# I want to setup a FOWLR tank.



## dsudipto1980 (Sep 5, 2011)

Hi,
I want to setup a FOWLR tank (55G) and one of my LFS have suggested me, that using a LR and LS with a wavemaker and TOP filter (600L/hr) will do the job. I just want to confirm, that just a single TOP filter can be used in a Salt water fish tank?

I am so confused about the marine setup by reading so many threads from the internet.


----------



## Reefing Madness (Aug 12, 2011)

dsudipto1980 said:


> Hi,
> I want to setup a FOWLR tank (55G) and one of my LFS have suggested me, that using a LR and LS with a wavemaker and TOP filter (600L/hr) will do the job. I just want to confirm, that just a single TOP filter can be used in a Salt water fish tank?
> I am so confused about the marine setup by reading so many threads from the internet.


With a FOWLR, yea you can get away with just using that filter, along with Live Rock and Live Sand.
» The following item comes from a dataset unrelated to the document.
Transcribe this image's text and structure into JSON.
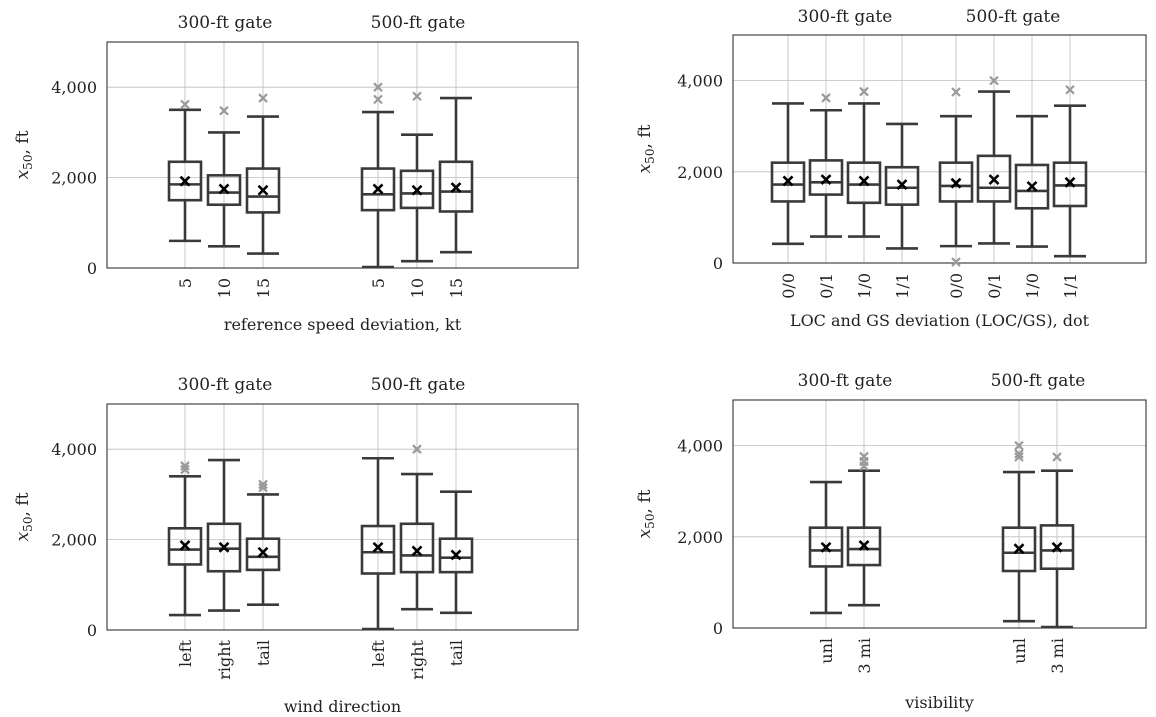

Wave maker not needed in there though, just use a couple of Powerheads to move the water around. And, a skimmer on that 55g is also recommended, one rated for 2 times your water volume. The skimmer will grab junk from the water column before it becomes an issue. Helps with your Trates.


----------



## dsudipto1980 (Sep 5, 2011)

Reefing Madness said:


> With a FOWLR, yea you can get away with just using that filter, along with Live Rock and Live Sand. Wave maker not needed in there though, just use a couple of Powerheads to move the water around. And, a skimmer on that 55g is also recommended, one rated for 2 times your water volume. The skimmer will grab junk from the water column before it becomes an issue. Helps with your Trates.


Thank You for the reply, can I fit the skimmer on the tank, as I do not want to install a sump at this moment.


----------



## Reefing Madness (Aug 12, 2011)

dsudipto1980 said:


> Thank You for the reply, can I fit the skimmer on the tank, as I do not want to install a sump at this moment.


Yup. I use a Hang On Back Skimmer myself, no sump. You just have to make sure your water level in the tank stays the same day to day.


----------